I hope that, on the basis of what I have said, the noble Lord will be able to reflect on whether I have captured within the work of those two organisations in particular some of his concerns. Perhaps the noble Lord will reflect with me before Report on whether there is any more that I could do.

Lord Alton of Liverpool: I am grateful to the Minister. Could she identify the areas that, she feels, would be in addition to those that she has already identified about which information will already be in the public domain through the Office of the Public Guardian and others?

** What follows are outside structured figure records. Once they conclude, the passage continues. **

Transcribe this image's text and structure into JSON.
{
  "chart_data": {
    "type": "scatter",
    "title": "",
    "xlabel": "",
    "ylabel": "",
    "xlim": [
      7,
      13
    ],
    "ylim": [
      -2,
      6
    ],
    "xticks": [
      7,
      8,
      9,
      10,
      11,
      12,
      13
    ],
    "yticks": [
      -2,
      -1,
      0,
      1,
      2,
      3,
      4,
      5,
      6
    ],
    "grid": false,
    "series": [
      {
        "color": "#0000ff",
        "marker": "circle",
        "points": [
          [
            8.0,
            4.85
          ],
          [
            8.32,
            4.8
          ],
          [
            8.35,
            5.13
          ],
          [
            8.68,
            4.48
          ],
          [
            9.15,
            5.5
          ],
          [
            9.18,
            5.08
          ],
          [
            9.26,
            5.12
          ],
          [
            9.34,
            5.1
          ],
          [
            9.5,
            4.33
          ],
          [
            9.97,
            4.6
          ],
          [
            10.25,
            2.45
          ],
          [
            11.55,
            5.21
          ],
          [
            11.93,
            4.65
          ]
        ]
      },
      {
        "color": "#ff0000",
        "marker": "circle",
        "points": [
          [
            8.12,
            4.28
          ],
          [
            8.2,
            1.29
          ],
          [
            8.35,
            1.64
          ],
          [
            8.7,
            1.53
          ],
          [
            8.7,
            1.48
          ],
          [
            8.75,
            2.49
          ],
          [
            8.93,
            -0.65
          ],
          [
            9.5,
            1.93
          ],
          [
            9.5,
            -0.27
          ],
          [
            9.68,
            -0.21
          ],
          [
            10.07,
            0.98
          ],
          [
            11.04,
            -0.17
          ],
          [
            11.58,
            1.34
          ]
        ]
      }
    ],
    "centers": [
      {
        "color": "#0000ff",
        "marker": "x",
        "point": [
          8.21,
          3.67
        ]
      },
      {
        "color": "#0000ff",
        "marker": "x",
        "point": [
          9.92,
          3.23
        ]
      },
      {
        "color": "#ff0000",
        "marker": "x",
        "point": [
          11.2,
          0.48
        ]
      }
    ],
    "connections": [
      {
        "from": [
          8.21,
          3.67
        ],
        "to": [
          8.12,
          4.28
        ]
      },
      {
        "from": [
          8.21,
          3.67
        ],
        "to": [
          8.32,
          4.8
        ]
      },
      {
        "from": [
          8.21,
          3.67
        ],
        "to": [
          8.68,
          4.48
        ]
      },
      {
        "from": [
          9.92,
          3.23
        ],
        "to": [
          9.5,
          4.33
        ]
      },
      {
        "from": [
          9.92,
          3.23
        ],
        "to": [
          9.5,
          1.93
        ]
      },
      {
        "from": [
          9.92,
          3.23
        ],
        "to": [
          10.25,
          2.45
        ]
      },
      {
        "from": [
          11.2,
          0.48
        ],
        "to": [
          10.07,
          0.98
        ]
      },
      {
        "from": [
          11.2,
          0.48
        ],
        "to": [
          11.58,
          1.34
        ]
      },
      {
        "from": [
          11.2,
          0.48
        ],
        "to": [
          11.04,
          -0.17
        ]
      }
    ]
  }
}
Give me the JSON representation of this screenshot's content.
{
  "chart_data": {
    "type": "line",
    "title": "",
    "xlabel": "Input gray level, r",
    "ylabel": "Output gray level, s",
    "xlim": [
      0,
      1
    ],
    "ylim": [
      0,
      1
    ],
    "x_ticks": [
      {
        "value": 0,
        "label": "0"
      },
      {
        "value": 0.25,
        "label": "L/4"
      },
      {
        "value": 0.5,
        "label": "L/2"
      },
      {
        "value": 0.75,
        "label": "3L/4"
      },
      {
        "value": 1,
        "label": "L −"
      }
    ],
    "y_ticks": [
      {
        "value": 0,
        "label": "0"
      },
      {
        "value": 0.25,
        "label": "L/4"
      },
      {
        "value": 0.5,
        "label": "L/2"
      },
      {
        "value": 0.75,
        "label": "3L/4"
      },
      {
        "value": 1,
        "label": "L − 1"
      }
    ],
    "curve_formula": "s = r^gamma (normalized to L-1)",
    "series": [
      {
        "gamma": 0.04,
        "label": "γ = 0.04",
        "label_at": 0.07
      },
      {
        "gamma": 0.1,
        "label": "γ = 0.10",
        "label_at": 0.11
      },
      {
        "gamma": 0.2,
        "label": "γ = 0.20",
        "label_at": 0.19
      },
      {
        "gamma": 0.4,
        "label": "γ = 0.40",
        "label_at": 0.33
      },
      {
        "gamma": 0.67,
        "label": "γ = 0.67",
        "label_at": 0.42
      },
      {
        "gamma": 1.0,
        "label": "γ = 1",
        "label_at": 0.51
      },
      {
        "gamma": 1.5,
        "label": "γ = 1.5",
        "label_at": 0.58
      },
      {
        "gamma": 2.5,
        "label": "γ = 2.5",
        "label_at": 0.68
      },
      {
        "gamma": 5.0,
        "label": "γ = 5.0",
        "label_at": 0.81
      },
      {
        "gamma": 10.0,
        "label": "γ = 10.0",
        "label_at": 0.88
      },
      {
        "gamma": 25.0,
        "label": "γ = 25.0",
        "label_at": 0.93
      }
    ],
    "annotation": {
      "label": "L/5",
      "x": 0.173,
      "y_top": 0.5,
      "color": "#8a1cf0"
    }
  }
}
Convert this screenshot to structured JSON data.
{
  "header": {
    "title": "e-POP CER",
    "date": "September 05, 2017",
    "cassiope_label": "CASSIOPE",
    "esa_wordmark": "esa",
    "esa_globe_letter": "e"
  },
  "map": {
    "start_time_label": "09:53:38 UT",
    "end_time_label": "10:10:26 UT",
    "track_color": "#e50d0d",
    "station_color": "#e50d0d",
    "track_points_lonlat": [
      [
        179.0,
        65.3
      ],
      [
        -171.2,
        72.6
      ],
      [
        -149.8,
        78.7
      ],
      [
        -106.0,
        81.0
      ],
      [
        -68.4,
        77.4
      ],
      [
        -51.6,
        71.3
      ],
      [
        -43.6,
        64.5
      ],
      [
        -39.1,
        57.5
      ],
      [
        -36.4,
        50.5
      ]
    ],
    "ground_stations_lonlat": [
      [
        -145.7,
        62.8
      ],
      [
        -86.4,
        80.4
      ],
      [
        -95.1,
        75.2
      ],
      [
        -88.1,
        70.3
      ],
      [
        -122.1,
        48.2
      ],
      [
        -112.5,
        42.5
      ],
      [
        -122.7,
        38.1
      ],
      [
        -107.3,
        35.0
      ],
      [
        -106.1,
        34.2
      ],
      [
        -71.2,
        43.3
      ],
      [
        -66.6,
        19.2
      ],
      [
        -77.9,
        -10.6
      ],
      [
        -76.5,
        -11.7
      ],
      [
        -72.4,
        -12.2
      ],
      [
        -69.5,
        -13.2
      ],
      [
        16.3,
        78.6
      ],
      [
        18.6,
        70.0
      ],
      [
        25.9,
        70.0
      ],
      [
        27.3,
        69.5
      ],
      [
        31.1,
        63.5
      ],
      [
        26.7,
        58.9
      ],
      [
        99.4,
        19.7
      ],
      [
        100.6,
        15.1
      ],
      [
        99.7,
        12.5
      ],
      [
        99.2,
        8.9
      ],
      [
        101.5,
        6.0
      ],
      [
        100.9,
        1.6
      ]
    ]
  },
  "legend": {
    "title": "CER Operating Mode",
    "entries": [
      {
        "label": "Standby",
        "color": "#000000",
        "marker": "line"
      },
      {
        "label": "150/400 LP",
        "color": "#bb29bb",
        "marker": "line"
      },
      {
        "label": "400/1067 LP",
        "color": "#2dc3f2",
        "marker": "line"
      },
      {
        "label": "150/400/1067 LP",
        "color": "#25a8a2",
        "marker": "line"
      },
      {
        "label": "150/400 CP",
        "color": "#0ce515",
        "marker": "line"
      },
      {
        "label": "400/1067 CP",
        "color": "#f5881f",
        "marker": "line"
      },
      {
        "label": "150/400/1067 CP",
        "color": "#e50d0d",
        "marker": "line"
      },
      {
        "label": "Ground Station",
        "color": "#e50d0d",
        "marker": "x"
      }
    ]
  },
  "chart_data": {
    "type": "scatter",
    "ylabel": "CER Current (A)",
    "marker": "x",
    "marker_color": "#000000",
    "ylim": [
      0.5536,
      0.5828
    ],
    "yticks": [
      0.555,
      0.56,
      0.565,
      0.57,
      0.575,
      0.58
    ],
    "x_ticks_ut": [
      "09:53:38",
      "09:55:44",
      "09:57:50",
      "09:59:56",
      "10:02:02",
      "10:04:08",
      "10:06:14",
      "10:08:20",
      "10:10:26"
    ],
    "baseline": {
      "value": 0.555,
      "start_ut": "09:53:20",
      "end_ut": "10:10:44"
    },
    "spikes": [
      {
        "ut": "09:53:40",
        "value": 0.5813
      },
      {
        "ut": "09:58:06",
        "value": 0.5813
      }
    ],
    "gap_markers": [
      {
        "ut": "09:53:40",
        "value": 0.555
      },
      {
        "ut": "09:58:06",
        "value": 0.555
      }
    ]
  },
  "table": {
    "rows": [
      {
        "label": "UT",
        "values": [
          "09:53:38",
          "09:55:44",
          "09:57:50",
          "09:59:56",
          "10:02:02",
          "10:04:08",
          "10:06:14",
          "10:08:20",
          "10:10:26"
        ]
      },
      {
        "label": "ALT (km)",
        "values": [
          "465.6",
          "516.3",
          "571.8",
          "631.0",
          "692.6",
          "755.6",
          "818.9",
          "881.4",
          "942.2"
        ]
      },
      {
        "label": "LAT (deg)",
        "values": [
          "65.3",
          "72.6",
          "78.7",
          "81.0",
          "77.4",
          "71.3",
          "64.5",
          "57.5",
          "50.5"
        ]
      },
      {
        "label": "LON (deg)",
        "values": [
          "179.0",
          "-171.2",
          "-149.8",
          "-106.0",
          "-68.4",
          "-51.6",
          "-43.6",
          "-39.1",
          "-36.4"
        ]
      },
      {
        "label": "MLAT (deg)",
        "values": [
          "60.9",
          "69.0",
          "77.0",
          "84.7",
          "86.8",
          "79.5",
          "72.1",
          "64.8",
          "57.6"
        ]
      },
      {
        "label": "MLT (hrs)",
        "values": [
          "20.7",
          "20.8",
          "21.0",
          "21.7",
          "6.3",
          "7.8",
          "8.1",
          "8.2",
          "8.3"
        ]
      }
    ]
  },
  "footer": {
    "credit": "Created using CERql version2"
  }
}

My noble friend Lord Walton of Detchant raised a proper concern about not creating a bureaucratic nightmare for people in the NHS, and I agree with what he said. However, if the information is already in the public domain, even if it is only a partial view—we heard all the caveats that the Minister just entered—it would be better than no view. We could be left with no way of monitoring the way in which the legislation works. That is what inspired me to table the amendment in the first place, and it is why I would like to explore the issue a little further with the Minister.